Nothing like that ever happened to me. Instead, I came home to a house that was cold and indifferent. A house that only came alive for my brother, who was nothing more than a younger version of my parents—a carbon copy of their arrogance and disregard.

I remember every time I tried to bring up the smallest thing to my father—how I wanted to take extra classes, how I needed new books. He would brush me off, saying he had already done "more than enough" for me by paying my school fees. His words always felt like a knife cutting through my skin. More than enough? I was his daughter, wasn’t I?

Why did everything I needed or asked for felt like an obligation to him?

That brat, just three years younger than me, carried an attitude no one could match, filled with the same fucking arrogance that defined my parents. With time, anger, jealousy, and frustration festered inside me, growing stronger with every day that passed.

But one moment stands out more than anything else.
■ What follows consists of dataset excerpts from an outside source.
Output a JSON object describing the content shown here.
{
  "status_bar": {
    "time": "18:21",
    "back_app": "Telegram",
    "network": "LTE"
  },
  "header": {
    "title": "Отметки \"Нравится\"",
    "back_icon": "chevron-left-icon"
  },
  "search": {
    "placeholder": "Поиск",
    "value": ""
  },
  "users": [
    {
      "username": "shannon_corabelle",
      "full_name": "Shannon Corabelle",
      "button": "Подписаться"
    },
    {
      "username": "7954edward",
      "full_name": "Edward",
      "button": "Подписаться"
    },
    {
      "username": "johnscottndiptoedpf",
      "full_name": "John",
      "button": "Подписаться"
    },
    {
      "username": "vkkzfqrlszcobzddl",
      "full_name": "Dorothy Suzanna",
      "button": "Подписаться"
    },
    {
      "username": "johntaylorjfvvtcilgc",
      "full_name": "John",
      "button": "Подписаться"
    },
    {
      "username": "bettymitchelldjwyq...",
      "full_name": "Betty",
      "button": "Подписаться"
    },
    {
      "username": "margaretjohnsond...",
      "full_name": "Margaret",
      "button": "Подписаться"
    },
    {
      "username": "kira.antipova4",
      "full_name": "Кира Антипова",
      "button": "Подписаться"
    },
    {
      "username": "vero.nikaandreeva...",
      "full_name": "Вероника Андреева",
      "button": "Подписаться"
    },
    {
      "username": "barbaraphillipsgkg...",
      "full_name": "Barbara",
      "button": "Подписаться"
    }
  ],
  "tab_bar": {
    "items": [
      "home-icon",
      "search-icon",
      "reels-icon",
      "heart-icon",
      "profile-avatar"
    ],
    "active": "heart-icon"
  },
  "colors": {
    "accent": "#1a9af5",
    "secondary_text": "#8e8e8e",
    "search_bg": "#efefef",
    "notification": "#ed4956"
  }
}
It was my brother’s birthday, smack in the middle of my 12th board exams. Chemistry was the next day, and those formulas—those damn formulas—had never made any sense to me.

No logic, no intuition—just pages and pages of things I had to memorize and regurgitate on paper. I was stressed, confused, and desperate to study. But all my parents cared about was Sonu’s birthday.

They never celebrated my birthday. I never had a cake, never had balloons, never had my friends over to celebrate with me. Why? Because my birthday was a reminder to them of the day my real mother died giving birth to me.

But for Sonu? They threw a fucking party. Music blared from the speakers, loud enough to make my ears bleed. There was laughter, celebration, joy—everything I had never known.

I begged them to turn it down, pleaded with them, reminding them that I had an important exam the next day. They ignored me. My own father looked at me as though I was nothing more than an inconvenience. My stepmother didn’t even bother to acknowledge my words.

Instead, she turned up the music even louder, as if to remind me that nothing I said mattered. I ended up going to a friend’s house to study, but something inside me snapped that day. That was the day I realized I was nothing to them. Absolutely nothing.

It was the same story every time. Every achievement I fought for, every mark I earned—none of it mattered to them. When I managed to secure 82% in my boards, I was over the moon. I had made it into an engineering college, one of the better ones. I thought, just for once, they’d be proud of me. But no.